Effect of SiO2 flux on the depth of penetration, microstructure, texture and mechanical behavior of AA6063 T6 aluminum alloy using activated TIG welding

• Published in: Bulletin of the Polish Academy of Sciences. Technical sciences Vol. 69; no. 1; p. 136215
• Main Authors: Kumar, Rajiv, Vettivel, S.C., Kumar Kansal, Harmesh
• Format: Journal Article
• Language: Polish; English
• Published: Warsaw Polish Academy of Sciences 01.02.2021
• Subjects: aluminum alloy; Aluminum alloys; Aluminum base alloys; depth of penetration; Ductile fracture; Ductile-brittle transition; Failure modes; Gas tungsten arc welding; Heat affected zone; Mechanical properties; Melting; Nondestructive testing; Penetration; Rare gases; Silicon dioxide; Tensile strength; texture; Ultrasonic testing
• ISSN: 2300-1917; 0239-7528; 2300-1917
• DOI: 10.24425/bpasts.2020.136215

Activated tungsten inert gas (ATIG) welding has a good depth of penetration (DOP) as compared to the conventional tungsten inert gas (TIG) welding.
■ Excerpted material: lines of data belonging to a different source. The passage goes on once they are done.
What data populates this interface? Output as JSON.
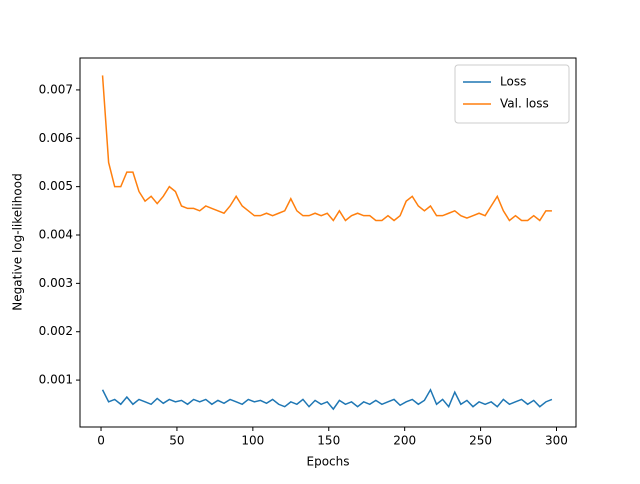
{
  "chart_data": {
    "type": "line",
    "xlabel": "Epochs",
    "ylabel": "Negative log-likelihood",
    "x": [
      1,
      5,
      9,
      13,
      17,
      21,
      25,
      29,
      33,
      37,
      41,
      45,
      49,
      53,
      57,
      61,
      65,
      69,
      73,
      77,
      81,
      85,
      89,
      93,
      97,
      101,
      105,
      109,
      113,
      117,
      121,
      125,
      129,
      133,
      137,
      141,
      145,
      149,
      153,
      157,
      161,
      165,
      169,
      173,
      177,
      181,
      185,
      189,
      193,
      197,
      201,
      205,
      209,
      213,
      217,
      221,
      225,
      229,
      233,
      237,
      241,
      245,
      249,
      253,
      257,
      261,
      265,
      269,
      273,
      277,
      281,
      285,
      289,
      293,
      297
    ],
    "series": [
      {
        "name": "Loss",
        "color": "#1f77b4",
        "values": [
          0.0008,
          0.00055,
          0.0006,
          0.0005,
          0.00065,
          0.0005,
          0.0006,
          0.00055,
          0.0005,
          0.00062,
          0.00052,
          0.0006,
          0.00055,
          0.00058,
          0.0005,
          0.0006,
          0.00055,
          0.0006,
          0.0005,
          0.00058,
          0.00052,
          0.0006,
          0.00055,
          0.0005,
          0.0006,
          0.00055,
          0.00058,
          0.00052,
          0.0006,
          0.0005,
          0.00045,
          0.00055,
          0.0005,
          0.0006,
          0.00045,
          0.00058,
          0.0005,
          0.00055,
          0.0004,
          0.00058,
          0.0005,
          0.00055,
          0.00045,
          0.00055,
          0.0005,
          0.00058,
          0.0005,
          0.00055,
          0.0006,
          0.00048,
          0.00055,
          0.0006,
          0.0005,
          0.00058,
          0.0008,
          0.0005,
          0.0006,
          0.00045,
          0.00075,
          0.0005,
          0.00058,
          0.00045,
          0.00055,
          0.0005,
          0.00055,
          0.00045,
          0.0006,
          0.0005,
          0.00055,
          0.0006,
          0.0005,
          0.00058,
          0.00045,
          0.00055,
          0.0006
        ]
      },
      {
        "name": "Val. loss",
        "color": "#ff7f0e",
        "values": [
          0.0073,
          0.0055,
          0.005,
          0.005,
          0.0053,
          0.0053,
          0.0049,
          0.0047,
          0.0048,
          0.00465,
          0.0048,
          0.005,
          0.0049,
          0.0046,
          0.00455,
          0.00455,
          0.0045,
          0.0046,
          0.00455,
          0.0045,
          0.00445,
          0.0046,
          0.0048,
          0.0046,
          0.0045,
          0.0044,
          0.0044,
          0.00445,
          0.0044,
          0.00445,
          0.0045,
          0.00475,
          0.0045,
          0.0044,
          0.0044,
          0.00445,
          0.0044,
          0.00445,
          0.0043,
          0.0045,
          0.0043,
          0.0044,
          0.00445,
          0.0044,
          0.0044,
          0.0043,
          0.0043,
          0.0044,
          0.0043,
          0.0044,
          0.0047,
          0.0048,
          0.0046,
          0.0045,
          0.0046,
          0.0044,
          0.0044,
          0.00445,
          0.0045,
          0.0044,
          0.00435,
          0.0044,
          0.00445,
          0.0044,
          0.0046,
          0.0048,
          0.0045,
          0.0043,
          0.0044,
          0.0043,
          0.0043,
          0.0044,
          0.0043,
          0.0045,
          0.0045
        ]
      }
    ],
    "xlim": [
      -13.85,
      312.85
    ],
    "xticks": [
      0,
      50,
      100,
      150,
      200,
      250,
      300
    ],
    "ylim": [
      3e-05,
      0.00766
    ],
    "yticks": [
      0.001,
      0.002,
      0.003,
      0.004,
      0.005,
      0.006,
      0.007
    ],
    "legend": "upper right"
  }
}
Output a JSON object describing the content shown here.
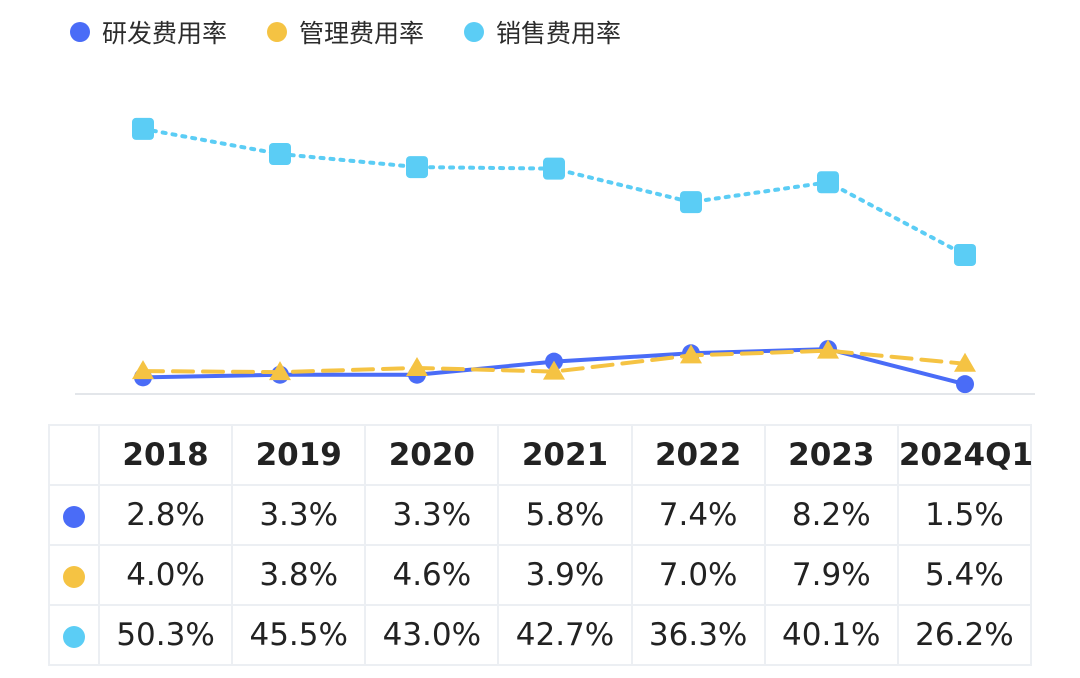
{
  "chart_data": {
    "type": "line",
    "categories": [
      "2018",
      "2019",
      "2020",
      "2021",
      "2022",
      "2023",
      "2024Q1"
    ],
    "series": [
      {
        "name": "研发费用率",
        "values": [
          2.8,
          3.3,
          3.3,
          5.8,
          7.4,
          8.2,
          1.5
        ],
        "labels": [
          "2.8%",
          "3.3%",
          "3.3%",
          "5.8%",
          "7.4%",
          "8.2%",
          "1.5%"
        ],
        "color": "#4a6cf7",
        "line_style": "solid",
        "marker": "circle"
      },
      {
        "name": "管理费用率",
        "values": [
          4.0,
          3.8,
          4.6,
          3.9,
          7.0,
          7.9,
          5.4
        ],
        "labels": [
          "4.0%",
          "3.8%",
          "4.6%",
          "3.9%",
          "7.0%",
          "7.9%",
          "5.4%"
        ],
        "color": "#f5c343",
        "line_style": "dashed",
        "marker": "triangle"
      },
      {
        "name": "销售费用率",
        "values": [
          50.3,
          45.5,
          43.0,
          42.7,
          36.3,
          40.1,
          26.2
        ],
        "labels": [
          "50.3%",
          "45.5%",
          "43.0%",
          "42.7%",
          "36.3%",
          "40.1%",
          "26.2%"
        ],
        "color": "#5bcdf5",
        "line_style": "dotted",
        "marker": "square"
      }
    ],
    "ylim": [
      0,
      52
    ],
    "grid": false,
    "legend_position": "top-left"
  }
}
This paper is mainly focused on ATIG characterization and mechanical behavior of aluminum alloy (AA) 6063-T6 using SiO2 flux. The characterization of the base material (BM), fusion zone (FZ), heat affected zone (HAZ) and, partially melted zone is carried out using the suitable characterization methods. The weld quality is characterized using ultrasonic-assisted non-destructive evaluation. A-scan result confirms that the ATIG welded samples have more DOP and less bead width as compared to conventional TIG. The recorded tensile strength of ATIG with SiO2 is better than the conventional TIG welding. The failure mode is ductile for ATIG welding with larger fracture edges and is brittle in the case of conventional TIG welding.